Big Media vs. New Media
Over at BuzzMachine, Jeff Jarvis wonders about the YouTube videos of American soldiers being attacked and killed in Iraq. "If they were seen here," he writes "I’m also not sure what the reaction would be. Some would use them to bolster arguments to get out. Others would use them as arguments to fight harder and get these fuckers."The fact is that big media fails to deliver the whole story, just bits and pieces of information that they want us to see, the stuff that makes a good, marketable story around which they can sell advertising. The fact that American soldiers are being attacked and killed in Iraq doesn’t sell corn flakes. Instead, big media gives us the story that they think we want to hear.
With YouTube, we get chunks of information without context. We are free to sample from a large quantity of unsorted data, grabbing a handful of disparate puzzle pieces and attempting to put them together ourselves.
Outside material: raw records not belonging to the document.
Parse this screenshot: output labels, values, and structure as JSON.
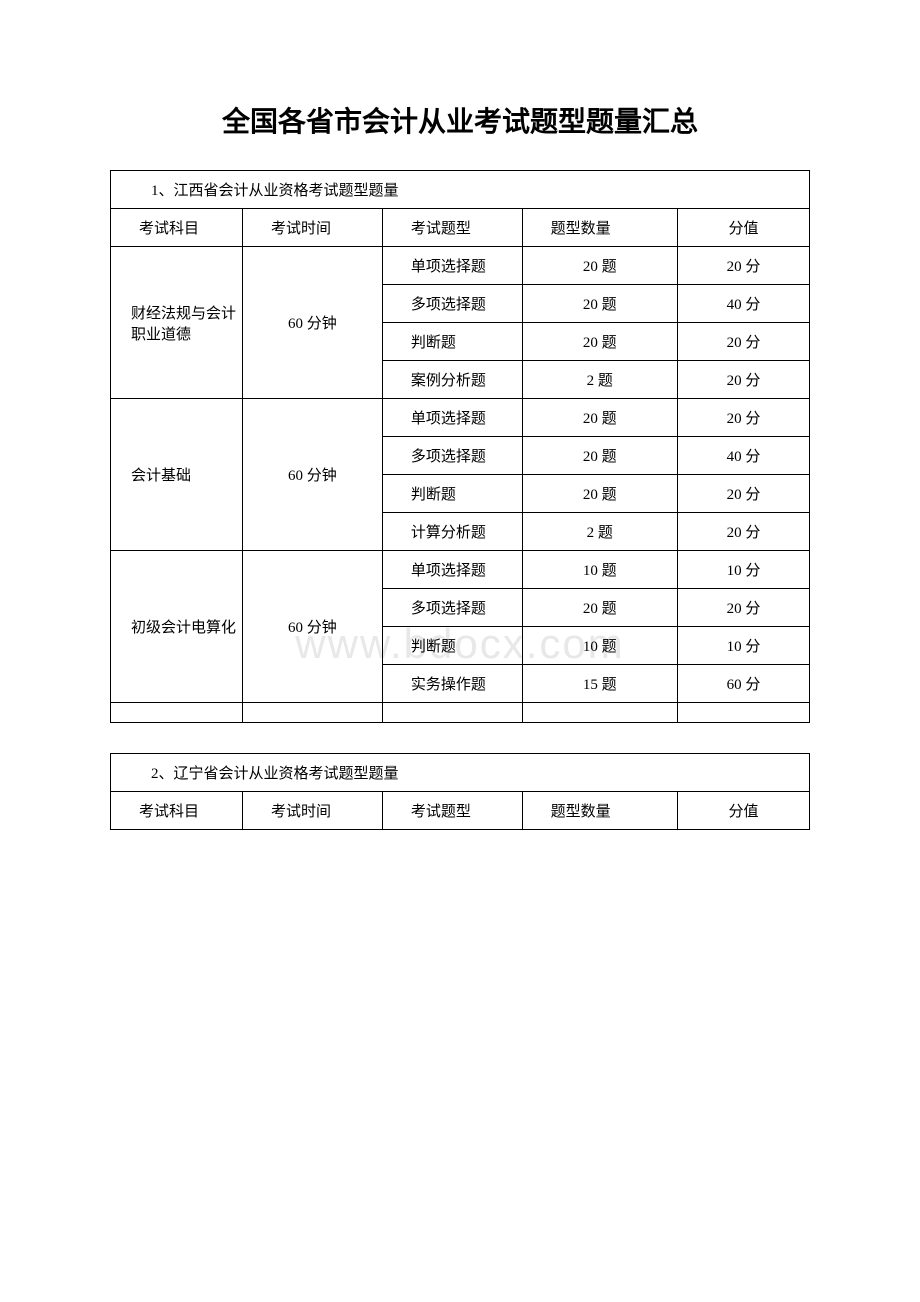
{
  "title": "全国各省市会计从业考试题型题量汇总",
  "watermark": "www.bdocx.com",
  "table1": {
    "section_title": "1、江西省会计从业资格考试题型题量",
    "headers": {
      "h1": "考试科目",
      "h2": "考试时间",
      "h3": "考试题型",
      "h4": "题型数量",
      "h5": "分值"
    },
    "subjects": [
      {
        "name": "财经法规与会计职业道德",
        "duration": "60 分钟",
        "rows": [
          {
            "type": "单项选择题",
            "count": "20 题",
            "score": "20 分"
          },
          {
            "type": "多项选择题",
            "count": "20 题",
            "score": "40 分"
          },
          {
            "type": "判断题",
            "count": "20 题",
            "score": "20 分"
          },
          {
            "type": "案例分析题",
            "count": "2 题",
            "score": "20 分"
          }
        ]
      },
      {
        "name": "会计基础",
        "duration": "60 分钟",
        "rows": [
          {
            "type": "单项选择题",
            "count": "20 题",
            "score": "20 分"
          },
          {
            "type": "多项选择题",
            "count": "20 题",
            "score": "40 分"
          },
          {
            "type": "判断题",
            "count": "20 题",
            "score": "20 分"
          },
          {
            "type": "计算分析题",
            "count": "2 题",
            "score": "20 分"
          }
        ]
      },
      {
        "name": "初级会计电算化",
        "duration": "60 分钟",
        "rows": [
          {
            "type": "单项选择题",
            "count": "10 题",
            "score": "10 分"
          },
          {
            "type": "多项选择题",
            "count": "20 题",
            "score": "20 分"
          },
          {
            "type": "判断题",
            "count": "10 题",
            "score": "10 分"
          },
          {
            "type": "实务操作题",
            "count": "15 题",
            "score": "60 分"
          }
        ]
      }
    ]
  },
  "table2": {
    "section_title": "2、辽宁省会计从业资格考试题型题量",
    "headers": {
      "h1": "考试科目",
      "h2": "考试时间",
      "h3": "考试题型",
      "h4": "题型数量",
      "h5": "分值"
    }
  }
}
While with YouTube might be able to see stuff that big media doesn’t show us, this disected process can only leave us with our imagination to fill in the information gaps, to organize these bits and bytes into a coherent story, a kind of ad hoc newsroom of the mind.
What Jeff doesn’t seem to talk about on BuzzMachine (over the months I’ve been reading) is how both new and old media are unreliable sources of information, that both the real and the virtual newsroom are not lenses, but filters that either intentionally hold back information to craft a coherent story, or atomize the information that we need to construct a semblance of truth.
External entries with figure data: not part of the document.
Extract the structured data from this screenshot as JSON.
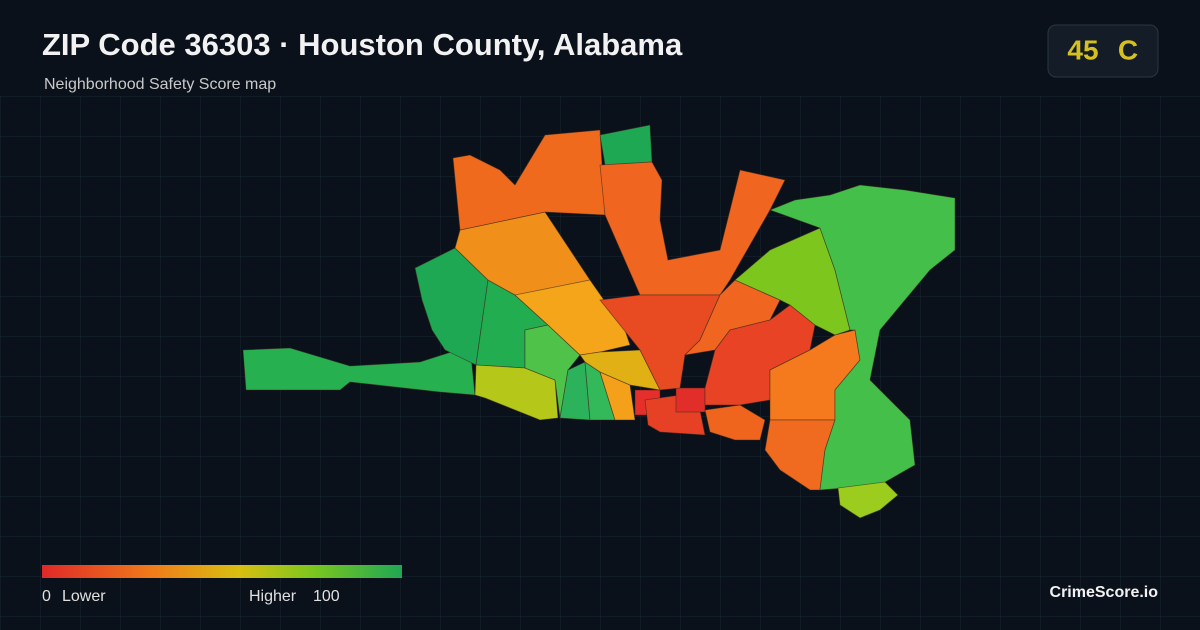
{
  "header": {
    "title": "ZIP Code 36303 · Houston County, Alabama",
    "subtitle": "Neighborhood Safety Score map"
  },
  "score": {
    "value": "45",
    "grade": "C"
  },
  "legend": {
    "min": "0",
    "min_label": "Lower",
    "max_label": "Higher",
    "max": "100"
  },
  "footer": {
    "brand": "CrimeScore.io"
  }
}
Because human beings have a hard time dealing with such ambiguity, the only logical future for new media is that it will be subsumed by the old. The media will use its new forms to conform to old media’s storytelling tropes, filtering the real world into digestable stories, narratives, and good vs. evil morality plays. New technology will eventually be grabbed by corporate behemoths who will use their deep pockets to harness its potential and use it to tell their hackneyed, marketable stories...and sell us corn flakes.

2 Comments:
As Homer would say: "MMMMmmmm....corn flakes!"
I agree with your assessment - we've all seen old media be unreliable, biased, compromised etc. We get a differetn flavour of that no but the real step forward is going to be when we're all ready for an honesty fest.